Pollen makes an early return to the Tennessee Valley
Spring fever is in the air even though it's only late February.
Spring fever is in the air even though it's only late February. Many people have been getting outdoors, enjoying warm temperatures in the 70s. However, if you've been sneezing or wheezing it's probably not because of the flu. It's tree pollen.
Ann Levine has been allergic to pollen for a few years. She started noticing symptoms after moving to a neighborhood near a wooded area.
"Runny nose, runny eyes, coughing. Feeling really kind of miserable," says Levine.
She decided to see Dr. Todd Levine at the Chattanooga Allergy Clinic to find out more.
"They did skin testing and found out I was allergic to a lot of things," adds Levine.
She was also diagnosed with mild asthma. She began treatment and has kept her allergies and asthma under control.
Pollen levels on Tuesday were seven times higher than on Monday. Dr. Levine urges people who are allergic to start back on their medications now. This way the early-season pollen bloom won't catch their bodies off guard.

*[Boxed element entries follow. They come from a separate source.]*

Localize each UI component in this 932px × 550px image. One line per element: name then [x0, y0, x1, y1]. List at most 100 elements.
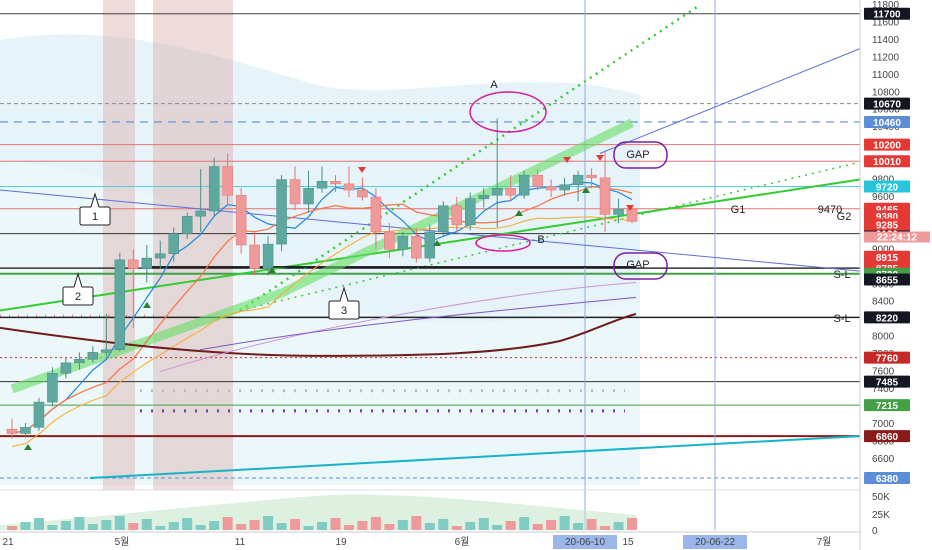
price-tick-label: 9800 [872, 175, 895, 186]
signal-down-icon [563, 157, 571, 163]
candle-body [33, 401, 45, 428]
candle-body [438, 205, 449, 233]
price-badge-label: 8220 [876, 313, 899, 324]
annotation-label: 9470 [818, 204, 842, 216]
candle-body [599, 177, 611, 215]
signal-up-icon [143, 302, 151, 308]
callout-label: 2 [75, 291, 81, 303]
time-tick-label: 19 [335, 537, 347, 548]
volume-tick-label: 25K [872, 510, 890, 521]
circle-b [475, 234, 531, 252]
price-tick-label: 11400 [872, 35, 900, 46]
candle-body [572, 174, 584, 186]
price-badge [864, 472, 910, 485]
countdown-label: 22:24:12 [877, 232, 917, 243]
price-tick-label: 11600 [872, 17, 900, 28]
candle-body [276, 179, 287, 245]
candle-body [87, 352, 99, 360]
annotation-label: GAP [626, 149, 649, 161]
signal-up-icon [582, 187, 590, 193]
volume-bar [114, 516, 125, 530]
callout-label: 1 [92, 211, 98, 223]
time-tick-label: 7월 [817, 536, 832, 548]
candle-body [316, 181, 328, 189]
price-badge-label: 6380 [876, 474, 899, 485]
price-tick-label: 10800 [872, 87, 900, 98]
candle-body [505, 188, 516, 196]
date-highlight-label: 20-06-10 [565, 537, 605, 548]
volume-bar [573, 523, 584, 530]
candle-body [249, 244, 260, 269]
annotation-label: A [490, 79, 498, 91]
highlight-band [153, 0, 233, 490]
price-badge [864, 115, 910, 128]
time-tick-label: 21 [2, 537, 14, 548]
price-badge-label: 9380 [876, 212, 899, 223]
time-tick-label: 5월 [115, 536, 130, 548]
candle-body [208, 166, 220, 212]
candle-body [357, 189, 368, 198]
volume-bar [182, 518, 193, 530]
volume-bar [411, 516, 422, 530]
price-badge-label: 9720 [876, 183, 899, 194]
candle-body [370, 196, 382, 233]
candle-body [262, 243, 274, 269]
volume-bar [465, 522, 476, 530]
price-badge [864, 155, 910, 168]
volume-bar [168, 522, 179, 530]
candle-body [491, 188, 503, 196]
volume-tick-label: 0 [872, 526, 878, 537]
candle-body [626, 208, 638, 222]
price-badge-label: 6860 [876, 432, 899, 443]
candle-body [586, 174, 597, 179]
signal-up-icon [515, 210, 523, 216]
volume-bar [155, 526, 166, 530]
candle-body [465, 198, 476, 226]
price-badge-label: 7485 [876, 378, 899, 389]
callout-bubble [79, 192, 111, 226]
ma-violet [159, 282, 637, 373]
volume-bar [451, 526, 462, 530]
price-badge [864, 311, 910, 324]
volume-bar [478, 518, 489, 530]
price-tick-label: 9000 [872, 244, 895, 255]
volume-area [0, 494, 636, 530]
dotted-trend-line-2 [239, 161, 861, 312]
volume-bar [249, 520, 260, 530]
callout-bubble [62, 272, 94, 306]
last-price-badge [864, 218, 910, 231]
candle-body [128, 259, 139, 269]
price-badge [864, 273, 910, 286]
last-price-label: 9285 [876, 220, 899, 231]
price-tick-label: 6600 [872, 454, 895, 465]
volume-bar [60, 521, 71, 530]
candle-body [74, 359, 85, 364]
candle-body [397, 236, 409, 250]
trend-line-blue-2 [599, 48, 861, 154]
countdown-badge [864, 231, 930, 243]
price-axis[interactable]: 6400660068007000720074007600780080008200… [859, 0, 932, 550]
price-tick-label: 7400 [872, 384, 895, 395]
price-badge [864, 7, 910, 20]
time-axis[interactable]: 21 5월 11 19 6월 15 7월 20-06-10 20-06-22 [0, 531, 860, 549]
candle-body [168, 233, 179, 254]
candle-body [289, 179, 301, 205]
volume-bars [0, 489, 860, 530]
time-tick-label: 15 [622, 537, 634, 548]
volume-bar [613, 522, 624, 530]
volume-bar [505, 521, 516, 530]
price-tick-label: 8000 [872, 332, 895, 343]
circle-a [469, 91, 547, 133]
signal-down-icon [626, 205, 634, 211]
annotation-label: S-L [833, 269, 850, 281]
highlight-band [103, 0, 135, 490]
volume-bar [357, 521, 368, 530]
volume-bar [209, 521, 220, 530]
volume-bar [7, 526, 17, 530]
callout-label: 3 [341, 305, 347, 317]
volume-bar [263, 516, 274, 530]
annotation-label: GAP [626, 259, 649, 271]
volume-bar [424, 523, 435, 530]
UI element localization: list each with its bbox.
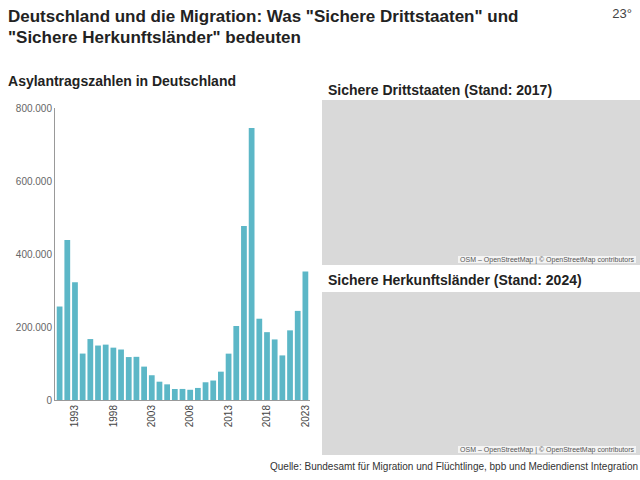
svg-text:2008: 2008 [184, 405, 195, 428]
html-text:OSM – OpenStreetMap | © OpenSt: OSM – OpenStreetMap | © OpenStreetMap co… [460, 256, 634, 263]
svg-text:600.000: 600.000 [16, 176, 53, 187]
html-text:Deutschland und die Migration:: Deutschland und die Migration: Was "Sich… [8, 7, 519, 47]
svg-text:2018: 2018 [261, 405, 272, 428]
svg-text:0: 0 [46, 395, 52, 406]
svg-text:800.000: 800.000 [16, 103, 53, 114]
html-text:Quelle: Bundesamt für Migratio: Quelle: Bundesamt für Migration und Flüc… [270, 461, 638, 472]
svg-text:Asylantragszahlen in Deutschla: Asylantragszahlen in Deutschland [8, 73, 236, 89]
svg-text:2003: 2003 [146, 405, 157, 428]
svg-text:200.000: 200.000 [16, 322, 53, 333]
svg-text:2013: 2013 [223, 405, 234, 428]
svg-text:400.000: 400.000 [16, 249, 53, 260]
svg-text:1993: 1993 [69, 405, 80, 428]
html-text:OSM – OpenStreetMap | © OpenSt: OSM – OpenStreetMap | © OpenStreetMap co… [460, 446, 634, 453]
svg-text:2023: 2023 [300, 405, 311, 428]
svg-text:1998: 1998 [108, 405, 119, 428]
html-text:23°: 23° [612, 6, 632, 21]
html-text:Sichere Herkunftsländer (Stand: Sichere Herkunftsländer (Stand: 2024) [328, 272, 582, 288]
html-text:Sichere Drittstaaten (Stand: 2: Sichere Drittstaaten (Stand: 2017) [328, 82, 553, 98]
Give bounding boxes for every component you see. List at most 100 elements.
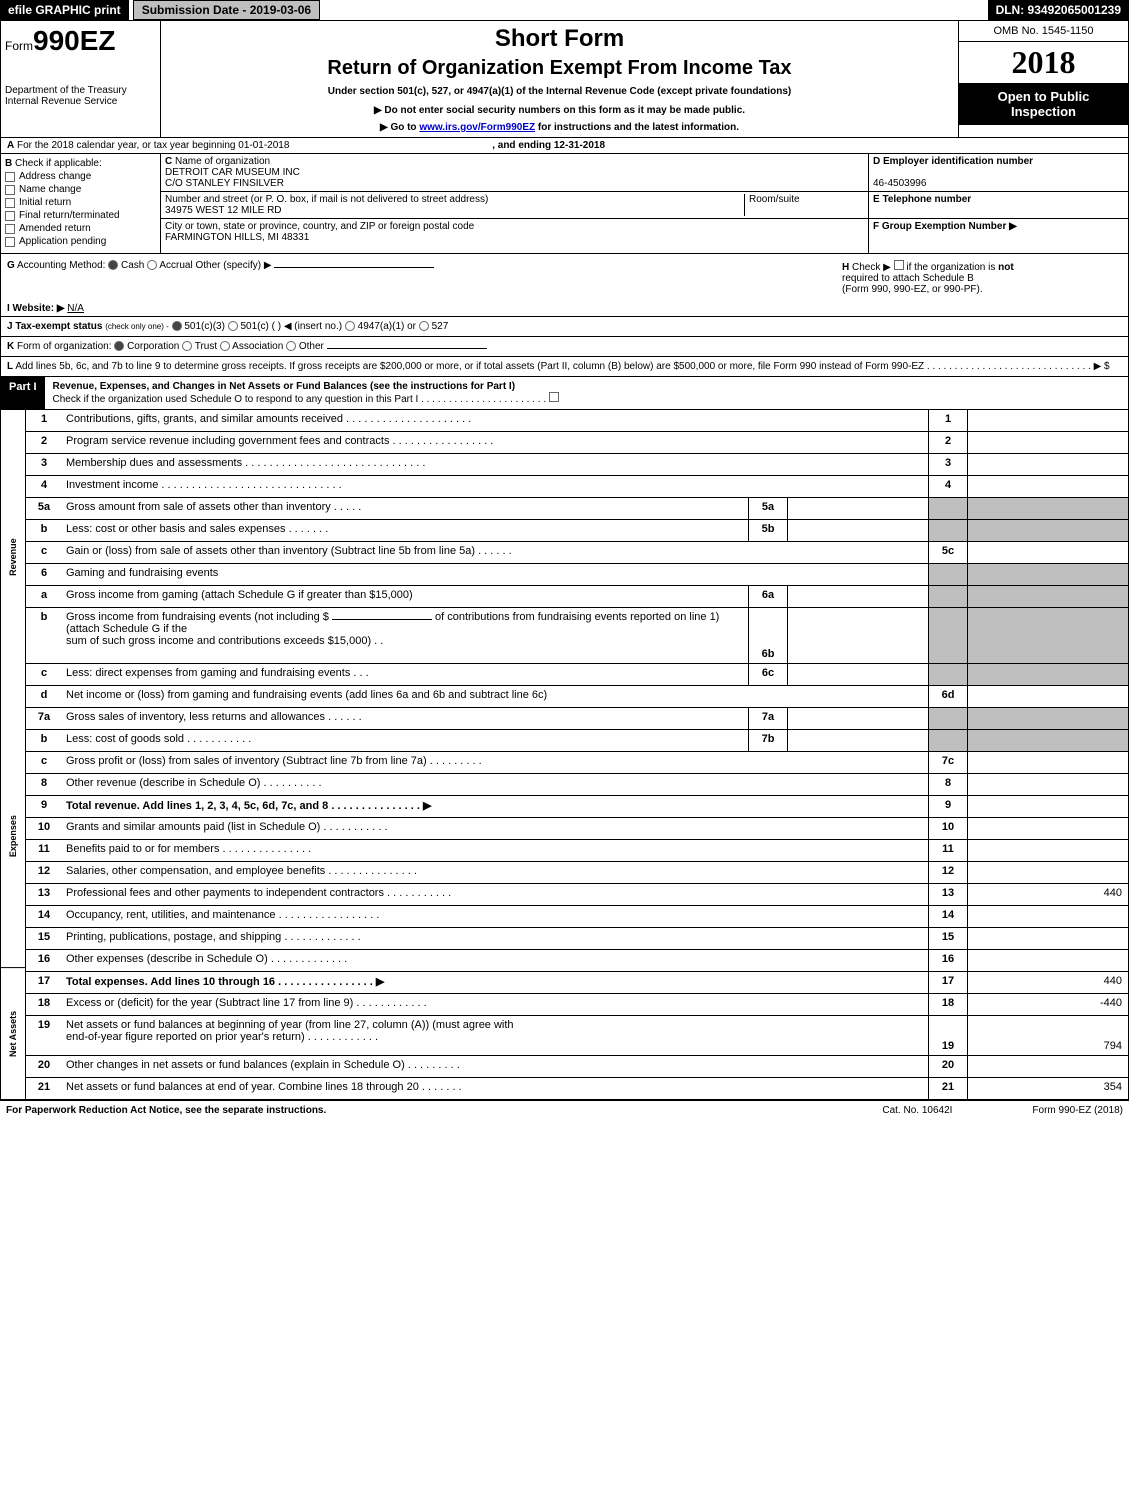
street-label: Number and street (or P. O. box, if mail… xyxy=(165,194,488,205)
city-val: FARMINGTON HILLS, MI 48331 xyxy=(165,232,309,243)
line-13: 13Professional fees and other payments t… xyxy=(26,884,1128,906)
line-18: 18Excess or (deficit) for the year (Subt… xyxy=(26,994,1128,1016)
desc-6d: Net income or (loss) from gaming and fun… xyxy=(62,686,928,707)
line-19: 19Net assets or fund balances at beginni… xyxy=(26,1016,1128,1056)
desc-15: Printing, publications, postage, and shi… xyxy=(62,928,928,949)
form-prefix: Form xyxy=(5,39,33,53)
chk-amended-return[interactable]: Amended return xyxy=(5,223,156,234)
cash-label: Cash xyxy=(121,260,144,271)
val-4 xyxy=(968,476,1128,497)
line-5a: 5aGross amount from sale of assets other… xyxy=(26,498,1128,520)
val-20 xyxy=(968,1056,1128,1077)
city-label: City or town, state or province, country… xyxy=(165,221,474,232)
c-street-row: Number and street (or P. O. box, if mail… xyxy=(161,192,868,219)
accounting-method: Accounting Method: xyxy=(17,260,105,271)
form-header: Form990EZ Department of the Treasury Int… xyxy=(0,20,1129,138)
part1-grid: Revenue Expenses Net Assets 1Contributio… xyxy=(0,410,1129,1100)
chk-address-change[interactable]: Address change xyxy=(5,171,156,182)
check-if-applicable: Check if applicable: xyxy=(15,158,102,169)
row-i: I Website: ▶ N/A xyxy=(0,301,1129,317)
dln-label: DLN: 93492065001239 xyxy=(988,0,1129,20)
f-row: F Group Exemption Number ▶ xyxy=(869,219,1128,234)
chk-label: Initial return xyxy=(19,197,71,208)
header-mid: Short Form Return of Organization Exempt… xyxy=(161,21,958,137)
checkbox-h[interactable] xyxy=(894,260,904,270)
line-20: 20Other changes in net assets or fund ba… xyxy=(26,1056,1128,1078)
label-h: H xyxy=(842,262,849,273)
radio-501c3[interactable] xyxy=(172,321,182,331)
chk-application-pending[interactable]: Application pending xyxy=(5,236,156,247)
val-5c xyxy=(968,542,1128,563)
accrual-label: Accrual xyxy=(159,260,192,271)
desc-5b: Less: cost or other basis and sales expe… xyxy=(62,520,748,541)
val-6a-mini xyxy=(788,586,928,607)
line-9: 9Total revenue. Add lines 1, 2, 3, 4, 5c… xyxy=(26,796,1128,818)
part1-checkbox[interactable] xyxy=(549,392,559,402)
j-opt1: 501(c)(3) xyxy=(184,321,225,332)
radio-corporation[interactable] xyxy=(114,341,124,351)
other-label: Other (specify) ▶ xyxy=(195,260,271,271)
line-4: 4Investment income . . . . . . . . . . .… xyxy=(26,476,1128,498)
k-other-input[interactable] xyxy=(327,348,487,349)
other-specify-input[interactable] xyxy=(274,267,434,268)
j-opt2: 501(c) ( ) ◀ (insert no.) xyxy=(240,321,342,332)
radio-trust[interactable] xyxy=(182,341,192,351)
row-a-text2: , and ending 12-31-2018 xyxy=(492,140,605,151)
radio-association[interactable] xyxy=(220,341,230,351)
val-2 xyxy=(968,432,1128,453)
e-label: E Telephone number xyxy=(873,194,971,205)
line-1: 1Contributions, gifts, grants, and simil… xyxy=(26,410,1128,432)
checkbox-icon xyxy=(5,172,15,182)
line-8: 8Other revenue (describe in Schedule O) … xyxy=(26,774,1128,796)
section-bcd: B Check if applicable: Address change Na… xyxy=(0,154,1129,254)
val-18: -440 xyxy=(968,994,1128,1015)
footer-catno: Cat. No. 10642I xyxy=(882,1105,952,1116)
desc-14: Occupancy, rent, utilities, and maintena… xyxy=(62,906,928,927)
radio-501c[interactable] xyxy=(228,321,238,331)
d-row: D Employer identification number 46-4503… xyxy=(869,154,1128,192)
desc-9: Total revenue. Add lines 1, 2, 3, 4, 5c,… xyxy=(62,796,928,817)
val-21: 354 xyxy=(968,1078,1128,1099)
chk-name-change[interactable]: Name change xyxy=(5,184,156,195)
checkbox-icon xyxy=(5,211,15,221)
submission-date-button[interactable]: Submission Date - 2019-03-06 xyxy=(133,0,320,20)
desc-7c: Gross profit or (loss) from sales of inv… xyxy=(62,752,928,773)
radio-cash[interactable] xyxy=(108,260,118,270)
desc-21: Net assets or fund balances at end of ye… xyxy=(62,1078,928,1099)
row-a: A For the 2018 calendar year, or tax yea… xyxy=(0,138,1129,154)
chk-label: Address change xyxy=(19,171,91,182)
radio-527[interactable] xyxy=(419,321,429,331)
j-label: J Tax-exempt status xyxy=(7,321,102,332)
h-not: not xyxy=(998,262,1014,273)
efile-print-button[interactable]: efile GRAPHIC print xyxy=(0,0,129,20)
desc-4: Investment income . . . . . . . . . . . … xyxy=(62,476,928,497)
fundraising-amount-input[interactable] xyxy=(332,619,432,620)
radio-accrual[interactable] xyxy=(147,260,157,270)
line-6d: dNet income or (loss) from gaming and fu… xyxy=(26,686,1128,708)
radio-4947[interactable] xyxy=(345,321,355,331)
h-text3: required to attach Schedule B xyxy=(842,273,974,284)
goto-link[interactable]: www.irs.gov/Form990EZ xyxy=(419,122,535,133)
desc-11: Benefits paid to or for members . . . . … xyxy=(62,840,928,861)
checkbox-icon xyxy=(5,237,15,247)
chk-initial-return[interactable]: Initial return xyxy=(5,197,156,208)
side-expenses: Expenses xyxy=(1,705,25,968)
line-16: 16Other expenses (describe in Schedule O… xyxy=(26,950,1128,972)
val-16 xyxy=(968,950,1128,971)
return-title: Return of Organization Exempt From Incom… xyxy=(165,57,954,80)
desc-6a: Gross income from gaming (attach Schedul… xyxy=(62,586,748,607)
line-14: 14Occupancy, rent, utilities, and mainte… xyxy=(26,906,1128,928)
line-15: 15Printing, publications, postage, and s… xyxy=(26,928,1128,950)
radio-other[interactable] xyxy=(286,341,296,351)
part1-label: Part I xyxy=(1,377,45,409)
col-c: C Name of organization DETROIT CAR MUSEU… xyxy=(161,154,868,253)
desc-5c: Gain or (loss) from sale of assets other… xyxy=(62,542,928,563)
h-text2: if the organization is xyxy=(906,262,998,273)
val-6d xyxy=(968,686,1128,707)
k-label: K xyxy=(7,341,14,352)
goto-line: ▶ Go to www.irs.gov/Form990EZ for instru… xyxy=(165,122,954,133)
val-7c xyxy=(968,752,1128,773)
grid-rows: 1Contributions, gifts, grants, and simil… xyxy=(26,410,1128,1100)
chk-final-return[interactable]: Final return/terminated xyxy=(5,210,156,221)
open-line1: Open to Public xyxy=(961,89,1126,104)
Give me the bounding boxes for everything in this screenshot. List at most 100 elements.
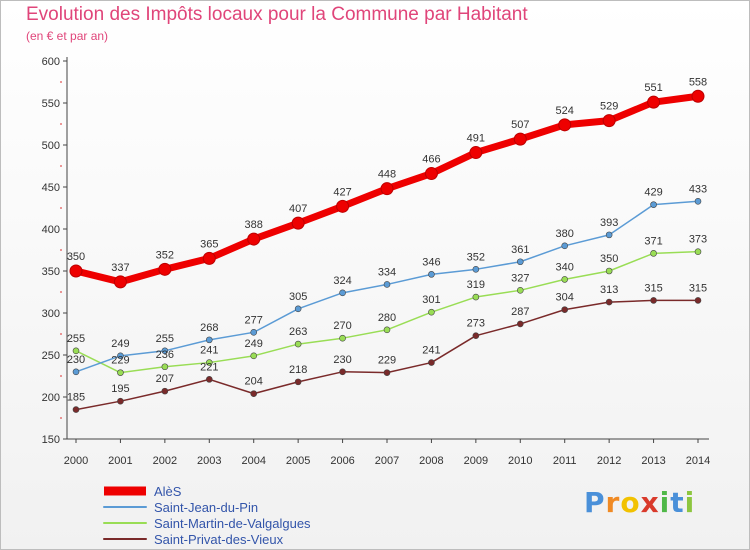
x-tick-label: 2009 (464, 455, 488, 467)
y-tick-label: 550 (42, 98, 60, 110)
data-point (247, 232, 261, 246)
data-label: 221 (200, 361, 218, 373)
data-point (472, 332, 480, 339)
data-point (117, 397, 124, 405)
data-point (294, 340, 302, 348)
data-point (205, 376, 213, 383)
data-label: 448 (378, 169, 396, 181)
data-label: 433 (689, 183, 707, 195)
data-point (472, 293, 480, 301)
data-point (516, 287, 524, 294)
x-tick-label: 2008 (419, 455, 443, 467)
x-tick-label: 2010 (508, 455, 532, 467)
series-layer (69, 89, 705, 413)
data-point (250, 329, 258, 336)
legend-label: Saint-Privat-des-Vieux (154, 532, 284, 547)
data-label: 263 (289, 326, 307, 338)
data-point (428, 359, 435, 366)
data-label: 241 (200, 345, 218, 357)
data-point (250, 390, 258, 397)
data-point (691, 89, 705, 103)
data-point (516, 320, 524, 328)
data-label: 524 (556, 105, 574, 117)
data-label: 407 (289, 203, 307, 215)
y-tick-label: 300 (42, 308, 60, 320)
data-point (205, 336, 213, 344)
data-label: 280 (378, 312, 396, 324)
data-label: 249 (245, 338, 263, 350)
data-label: 270 (333, 320, 351, 332)
data-label: 229 (378, 355, 396, 367)
data-label: 427 (333, 186, 351, 198)
data-label: 249 (111, 338, 129, 350)
data-label: 230 (67, 354, 85, 366)
data-point (428, 271, 435, 278)
y-tick-label: 600 (42, 56, 60, 68)
logo-letter: i (659, 486, 671, 519)
data-point (161, 387, 169, 395)
logo-letter: o (620, 486, 641, 519)
data-point (291, 216, 305, 230)
x-tick-label: 2005 (286, 455, 310, 467)
data-point (380, 182, 394, 196)
data-point (202, 251, 216, 265)
data-label: 273 (467, 318, 485, 330)
logo-letter: P (584, 486, 606, 519)
data-point (513, 132, 527, 146)
data-label: 315 (689, 282, 707, 294)
data-point (472, 266, 480, 273)
data-point (339, 289, 346, 297)
y-tick-label: 250 (42, 350, 60, 362)
data-point (383, 326, 391, 334)
data-label: 304 (556, 292, 574, 304)
data-point (69, 264, 83, 278)
chart-title: Evolution des Impôts locaux pour la Comm… (26, 4, 528, 25)
data-point (72, 347, 80, 355)
data-point (383, 281, 391, 288)
data-point (205, 359, 213, 366)
data-point (602, 114, 616, 128)
legend-label: Saint-Martin-de-Valgalgues (154, 516, 311, 531)
data-label: 352 (156, 249, 174, 261)
data-label: 268 (200, 322, 218, 334)
data-label: 230 (333, 354, 351, 366)
data-point (694, 297, 702, 304)
data-label: 204 (245, 376, 263, 388)
data-point (647, 95, 661, 109)
data-label: 313 (600, 284, 618, 296)
x-tick-label: 2000 (64, 455, 88, 467)
data-label: 380 (556, 228, 574, 240)
data-point (561, 276, 569, 283)
data-label: 241 (422, 345, 440, 357)
data-label: 305 (289, 291, 307, 303)
data-label: 371 (644, 235, 662, 247)
data-label: 319 (467, 279, 485, 291)
data-point (605, 231, 613, 239)
data-labels: 185 195 207 221 204 218 230 229 241 273 287 304 313 3… (67, 76, 707, 403)
data-label: 350 (67, 251, 85, 263)
x-tick-label: 2013 (641, 455, 665, 467)
data-point (424, 167, 438, 181)
legend-label: Saint-Jean-du-Pin (154, 500, 258, 515)
data-label: 195 (111, 383, 129, 395)
data-label: 551 (644, 82, 662, 94)
data-label: 218 (289, 364, 307, 376)
data-label: 365 (200, 238, 218, 250)
data-point (339, 368, 346, 376)
data-point (558, 118, 572, 132)
data-label: 327 (511, 272, 529, 284)
data-point (650, 250, 657, 257)
x-tick-label: 2014 (686, 455, 710, 467)
y-tick-label: 450 (42, 182, 60, 194)
data-point (694, 197, 702, 205)
data-point (605, 298, 613, 306)
data-point (294, 378, 302, 386)
data-point (158, 262, 172, 276)
data-label: 340 (556, 261, 574, 273)
data-label: 429 (644, 187, 662, 199)
data-label: 352 (467, 251, 485, 263)
data-point (561, 306, 569, 313)
data-point (161, 347, 169, 355)
logo-letter: i (684, 486, 696, 519)
y-tick-label: 500 (42, 140, 60, 152)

"We just have more flora than any other area, and we live in a bowl. So what does grow here stays here," says Levine.
He also says continue your allergy shots.
"[They] retrain your immune system and get to the root cause, and can, in fact, cause long-term relief," explains Levine.
For even more relief, avoid tracking pollen indoors as much as possible. Start by taking off your shoes before entering your home. Keep windows closed in your car and at home. Finally, keep yourself and your pets squeaky clean.
"Take showers at night to wash the pollen off of yourself," says Levine. "Don't let the pets in bed. The pets that are outside will bring the pollen inside."
Levine went a few steps further to stay healthy.
"We had to get special filters for our air conditioning system, and special covers for pillows and comforters," says Levine.
Tuesday's pollen count was 481. Anything higher than 120 this time of year is considered "extremely heavy". The Chattanooga-Hamilton County Air Pollution Control Bureau measures pollen levels each morning Monday through Friday. You can check the results on WRCBtv.com and in the WRCB apps.